APY is the rate of return that an investment provides when compared to your initial investment. In simple terms, if you invest $10,000 and after one year have earned $1,000 on that investment, your return is 10 percent. The APY is determined by considering other factors as well, such as how many compounding periods exist each year for the investment.

Calculate the Total Gain

With a bank account, gain is the balance of your account less your deposits. With other investments, knowing the total gain is more complicated. With a stock market or equity investment, you will have gains from the increase in value in the stock, as well as the dividends that you may earn due to the stock's profitability. The market value of the stock on the last day of the year less the price at the beginning of the year determines the gain in value. Add that figure to your total dividends for the year to calculate your total gain.

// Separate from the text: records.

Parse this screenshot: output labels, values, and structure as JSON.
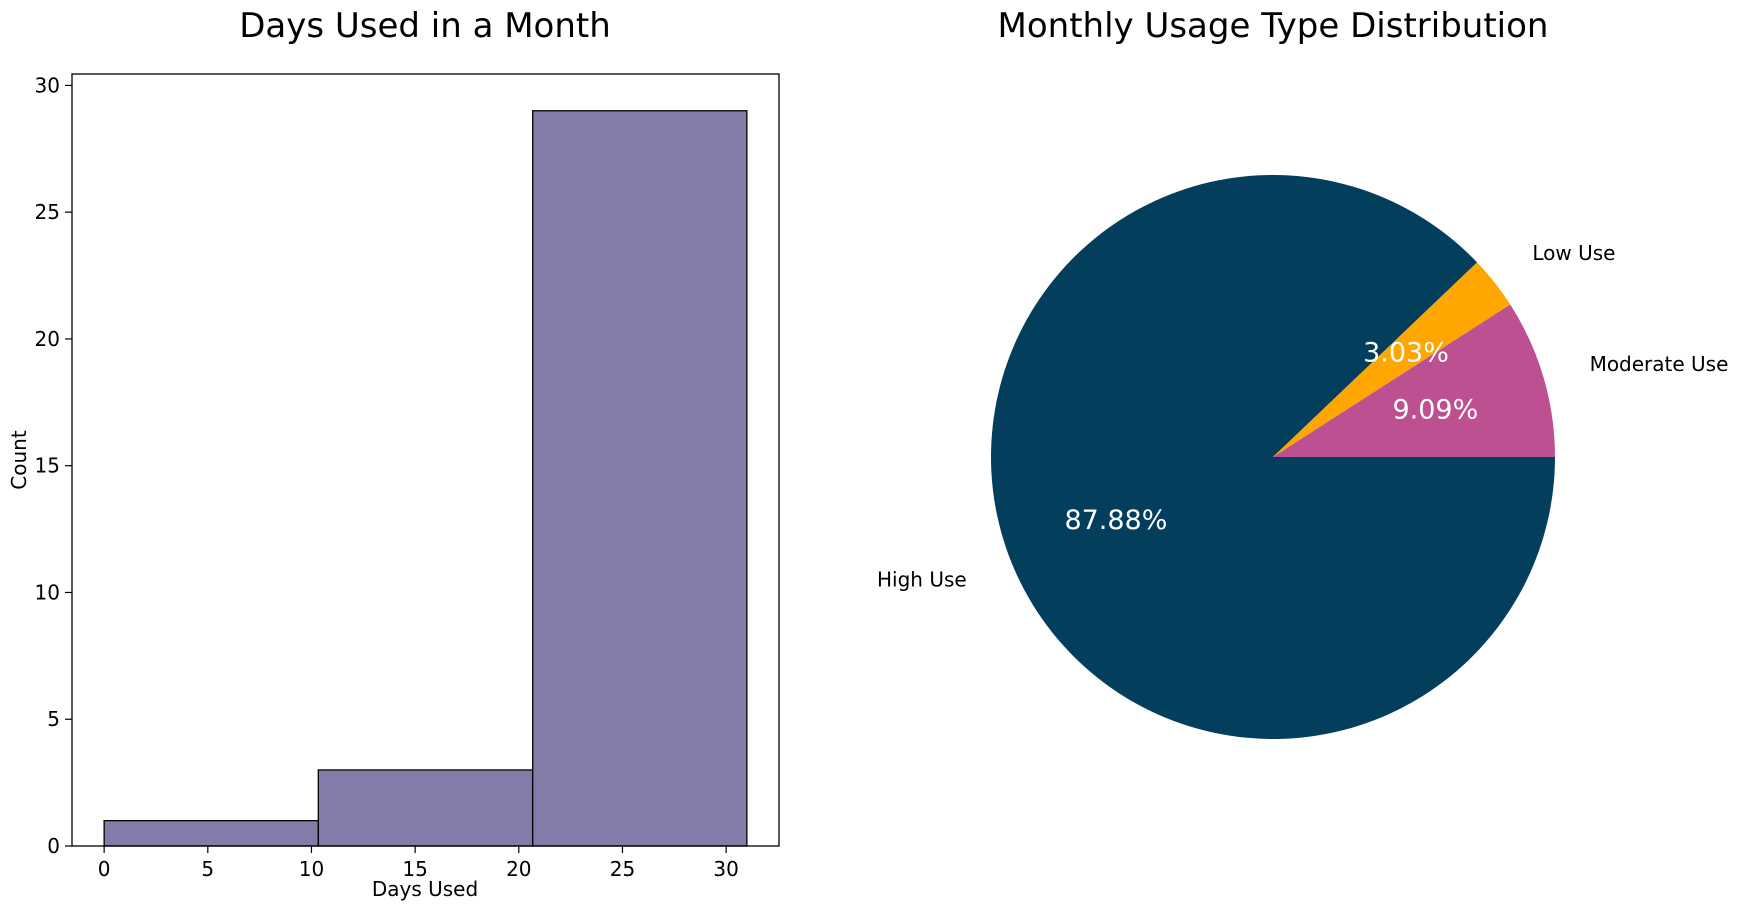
{
  "chart_data": [
    {
      "type": "bar",
      "title": "Days Used in a Month",
      "xlabel": "Days Used",
      "ylabel": "Count",
      "bins": [
        {
          "start": 0,
          "end": 10.33,
          "count": 1
        },
        {
          "start": 10.33,
          "end": 20.67,
          "count": 3
        },
        {
          "start": 20.67,
          "end": 31,
          "count": 29
        }
      ],
      "xlim": [
        -1.55,
        32.55
      ],
      "ylim": [
        0,
        30.45
      ],
      "xticks": [
        "0",
        "5",
        "10",
        "15",
        "20",
        "25",
        "30"
      ],
      "yticks": [
        "0",
        "5",
        "10",
        "15",
        "20",
        "25",
        "30"
      ],
      "bar_color": "#827DA8",
      "edge_color": "#000000",
      "grid": false
    },
    {
      "type": "pie",
      "title": "Monthly Usage Type Distribution",
      "slices": [
        {
          "label": "High Use",
          "value": 87.88,
          "pct_label": "87.88%",
          "color": "#033E5C"
        },
        {
          "label": "Low Use",
          "value": 3.03,
          "pct_label": "3.03%",
          "color": "#FFA600"
        },
        {
          "label": "Moderate Use",
          "value": 9.09,
          "pct_label": "9.09%",
          "color": "#BC5090"
        }
      ],
      "start_angle_deg": 0,
      "direction": "clockwise"
    }
  ]
}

Determine the Compounding Periods

Some banks pay interest on certificates of deposit or bank accounts daily, but interest is also paid monthly or quarterly. With daily compounding, the number of compounding periods is usually 365, but it could be 360 depending on the method your bank uses for calculation. With equities or bonds, dividends or interest are paid at different time periods, depending on the issuer. Dividends are often quarterly, paid four times per year. Bond interest may be paid monthly, quarterly or yearly, as well as at the maturity date of the bond, which could be several years in the future.

Perform the Calculation

First divide the investment by the total gain to determine the percentage of gain. With the example, it was 10 percent. If the interest is paid monthly, divide the total return by 12 to obtain the monthly return, or 0.00833 in the example. Add 1 to this for a total of 1.00833. Raise that number by an exponent equal to the amount of compounding periods. With monthly compounding, you would raise that number to the 12th power, giving an answer of 1.10466. Subtract 1 from that number, giving an annual percentage yield of 10.466 percent.